The Traveller

There's a lot of clicking through to do on this one. A LOT. It was almost to the point where I began to suspect that the entire story was really just static fiction with a "turn the page" button after each sentence. But we do eventually get to a choice to be made ... and then it's another sixty-seven million (give or take) clicks before the next choice....

The author's got a good handle on the language, don't get me wrong. The prose is well-written and conveys quite well what's going on, both inside and outside of the protagonist's head. But ... after a few dozen "click to continue" clicks, I found myself simply clicking blindly to get ahead rather than giving the prose the attention it deserved. It shows, I think, that even good prose can be defeated by questionable design.

The story is also weakened by its structure and construction. We have an opening section in which our heroine deals with the final dark days of a doomed Earth, and also gives birth to her daughter Penelope; despite its potential, this section is completely non-interactive. Then we have a section on board the spaceship as the remnants of humanity search for a new home; there appears to be only one choice open to us here, and it relates to what we tell Penelope about our old home. In the middle of all this chaos and strife, the one choice we do have is about what to say in this one conversation?

I think we're dealing here with a basic misunderstanding about how and where choices may be used to enrich a story. It seems as though all the interesting choices have been taken out of our hands, leaving us with the dull ones. Of particular note is our interaction with our daughter. If the purpose of the opening sections was to impress on us the importance of this relationship, I don't claim to be an expert, but I think it could have done better by letting us interact at a few key, strategic moments, rather than by going into detail via textdump.

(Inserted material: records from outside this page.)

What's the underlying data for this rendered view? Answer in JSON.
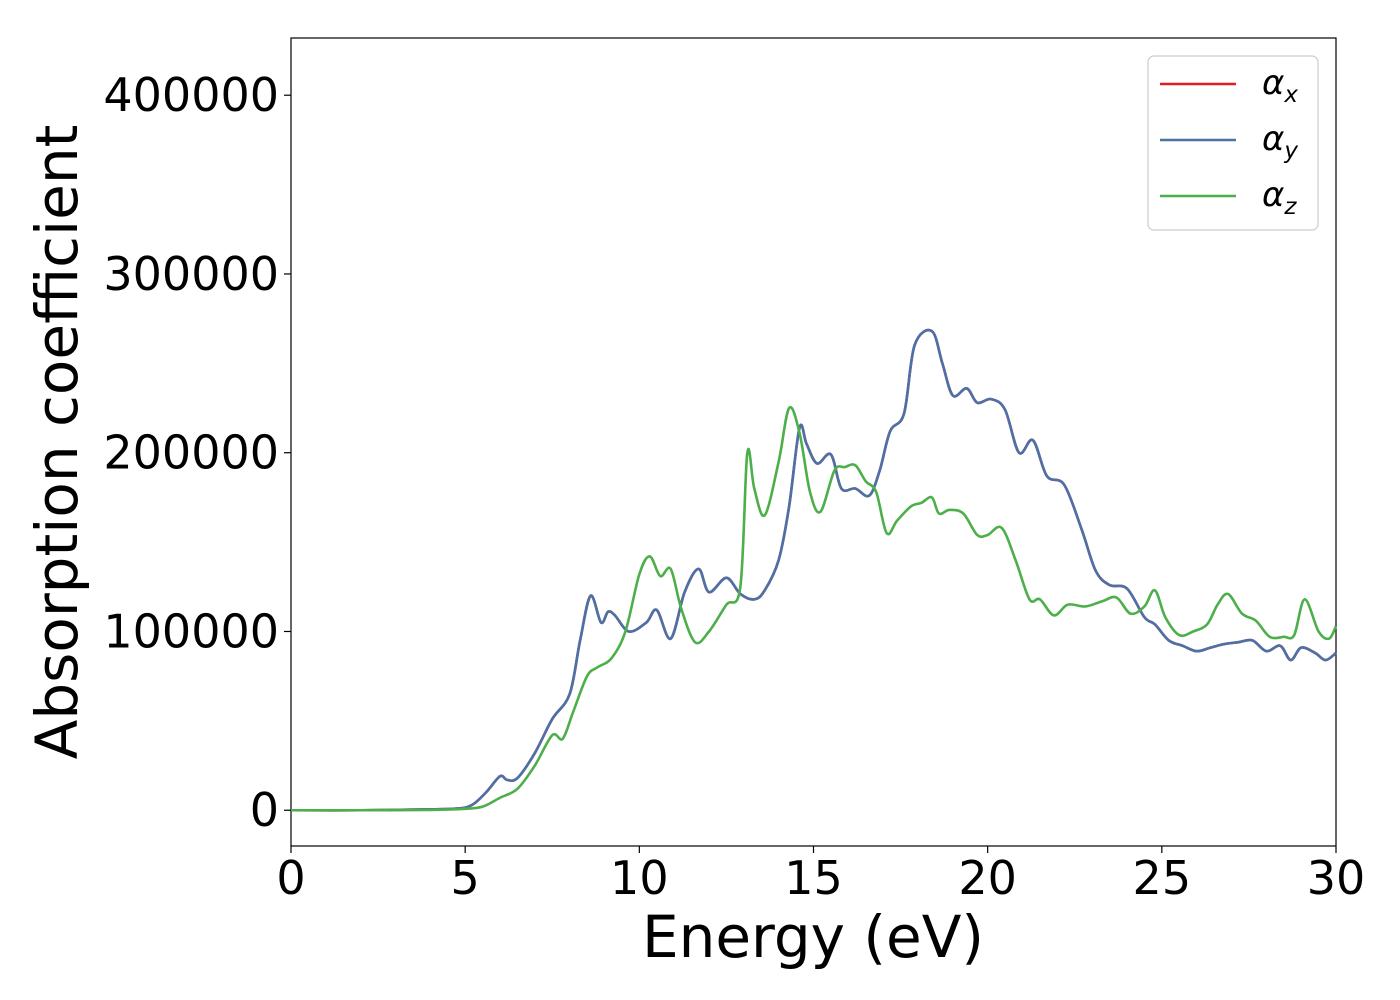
{
  "chart_data": {
    "type": "line",
    "xlabel": "Energy (eV)",
    "ylabel": "Absorption coefficient",
    "xlim": [
      0,
      30
    ],
    "ylim": [
      -20000,
      432000
    ],
    "xticks": [
      0,
      5,
      10,
      15,
      20,
      25,
      30
    ],
    "xtick_labels": [
      "0",
      "5",
      "10",
      "15",
      "20",
      "25",
      "30"
    ],
    "yticks": [
      0,
      100000,
      200000,
      300000,
      400000
    ],
    "ytick_labels": [
      "0",
      "100000",
      "200000",
      "300000",
      "400000"
    ],
    "grid": false,
    "legend_position": "top-right",
    "series": [
      {
        "name": "α",
        "subscript": "x",
        "color": "#e41a1c",
        "x": [
          0,
          2,
          4,
          4.8,
          5.2,
          5.6,
          6.0,
          6.2,
          6.5,
          7.0,
          7.5,
          8.0,
          8.3,
          8.6,
          8.9,
          9.1,
          9.3,
          9.7,
          10.2,
          10.5,
          10.9,
          11.3,
          11.7,
          12.0,
          12.5,
          12.9,
          13.3,
          13.6,
          14.0,
          14.3,
          14.6,
          14.8,
          15.1,
          15.5,
          15.8,
          16.2,
          16.6,
          16.9,
          17.2,
          17.6,
          17.9,
          18.4,
          18.7,
          19.0,
          19.4,
          19.7,
          20.1,
          20.5,
          20.9,
          21.3,
          21.7,
          22.2,
          22.7,
          23.1,
          23.5,
          24.0,
          24.5,
          24.8,
          25.2,
          25.6,
          26.0,
          26.4,
          26.8,
          27.2,
          27.6,
          28.0,
          28.4,
          28.7,
          29.0,
          29.4,
          29.7,
          30.0
        ],
        "y": [
          0,
          0,
          500,
          1000,
          3000,
          10000,
          19000,
          17000,
          18000,
          32000,
          51000,
          65000,
          95000,
          120000,
          105000,
          111000,
          109000,
          100000,
          105000,
          112000,
          96000,
          122000,
          135000,
          122000,
          130000,
          121000,
          118000,
          123000,
          140000,
          170000,
          214000,
          205000,
          194000,
          199000,
          180000,
          180000,
          176000,
          190000,
          212000,
          222000,
          260000,
          268000,
          250000,
          232000,
          236000,
          228000,
          230000,
          224000,
          200000,
          207000,
          187000,
          182000,
          157000,
          134000,
          126000,
          124000,
          108000,
          104000,
          95000,
          92000,
          89000,
          91000,
          93000,
          94000,
          95000,
          89000,
          92000,
          84000,
          91000,
          88000,
          84000,
          88000
        ]
      },
      {
        "name": "α",
        "subscript": "y",
        "color": "#4a72a8",
        "x": [
          0,
          2,
          4,
          4.8,
          5.2,
          5.6,
          6.0,
          6.2,
          6.5,
          7.0,
          7.5,
          8.0,
          8.3,
          8.6,
          8.9,
          9.1,
          9.3,
          9.7,
          10.2,
          10.5,
          10.9,
          11.3,
          11.7,
          12.0,
          12.5,
          12.9,
          13.3,
          13.6,
          14.0,
          14.3,
          14.6,
          14.8,
          15.1,
          15.5,
          15.8,
          16.2,
          16.6,
          16.9,
          17.2,
          17.6,
          17.9,
          18.4,
          18.7,
          19.0,
          19.4,
          19.7,
          20.1,
          20.5,
          20.9,
          21.3,
          21.7,
          22.2,
          22.7,
          23.1,
          23.5,
          24.0,
          24.5,
          24.8,
          25.2,
          25.6,
          26.0,
          26.4,
          26.8,
          27.2,
          27.6,
          28.0,
          28.4,
          28.7,
          29.0,
          29.4,
          29.7,
          30.0
        ],
        "y": [
          0,
          0,
          500,
          1000,
          3000,
          10000,
          19000,
          17000,
          18000,
          32000,
          51000,
          65000,
          95000,
          120000,
          105000,
          111000,
          109000,
          100000,
          105000,
          112000,
          96000,
          122000,
          135000,
          122000,
          130000,
          121000,
          118000,
          123000,
          140000,
          170000,
          214000,
          205000,
          194000,
          199000,
          180000,
          180000,
          176000,
          190000,
          212000,
          222000,
          260000,
          268000,
          250000,
          232000,
          236000,
          228000,
          230000,
          224000,
          200000,
          207000,
          187000,
          182000,
          157000,
          134000,
          126000,
          124000,
          108000,
          104000,
          95000,
          92000,
          89000,
          91000,
          93000,
          94000,
          95000,
          89000,
          92000,
          84000,
          91000,
          88000,
          84000,
          88000
        ]
      },
      {
        "name": "α",
        "subscript": "z",
        "color": "#4daf4a",
        "x": [
          0,
          2,
          4,
          5.0,
          5.5,
          6.0,
          6.5,
          7.0,
          7.5,
          7.8,
          8.1,
          8.5,
          8.8,
          9.2,
          9.6,
          10.0,
          10.3,
          10.6,
          10.9,
          11.2,
          11.6,
          12.0,
          12.5,
          12.9,
          13.1,
          13.3,
          13.6,
          14.0,
          14.3,
          14.6,
          14.9,
          15.2,
          15.6,
          15.9,
          16.2,
          16.5,
          16.8,
          17.1,
          17.4,
          17.8,
          18.1,
          18.4,
          18.6,
          18.9,
          19.3,
          19.7,
          20.0,
          20.4,
          20.8,
          21.2,
          21.5,
          21.9,
          22.3,
          22.8,
          23.3,
          23.7,
          24.1,
          24.5,
          24.8,
          25.1,
          25.5,
          25.9,
          26.3,
          26.6,
          26.9,
          27.3,
          27.7,
          28.1,
          28.5,
          28.8,
          29.1,
          29.5,
          29.8,
          30.0
        ],
        "y": [
          0,
          0,
          200,
          800,
          2000,
          7000,
          12000,
          25000,
          42000,
          40000,
          55000,
          75000,
          80000,
          85000,
          100000,
          132000,
          142000,
          131000,
          135000,
          113000,
          94000,
          100000,
          115000,
          125000,
          200000,
          180000,
          165000,
          195000,
          225000,
          211000,
          178000,
          167000,
          190000,
          192000,
          193000,
          184000,
          178000,
          155000,
          162000,
          170000,
          172000,
          175000,
          166000,
          168000,
          166000,
          154000,
          154000,
          158000,
          140000,
          118000,
          118000,
          109000,
          115000,
          114000,
          117000,
          119000,
          110000,
          114000,
          123000,
          108000,
          98000,
          100000,
          104000,
          115000,
          121000,
          110000,
          106000,
          97000,
          97000,
          98000,
          118000,
          100000,
          96000,
          103000
        ]
      }
    ]
  }
}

The point of the relationship with our daughter is to give us a reason to keep moving after we've landed on a habitable planet. But for myself, I chose to stay on the first planet I hit simply because I couldn't stand to click through many more single-line passages and I thought this choice would end the game. It was, to be fair, a satisfactory ending, at least.

Think of it this way. We have bacon, the best bacon in the world, expertly smoked in hickory and soaked in maple. So ... we chop it into itty-bitty crumbs, boil it in water, and serve it for breakfast on a flat silver platter with chopsticks. Even if boiling the bacon doesn't change its flavour, having to eat it crumb by single crumb is going to ruin the experience. And to drink? Oh, that's okay. A double espresso. Heaven knows the experience has left me feeling a bit jittery.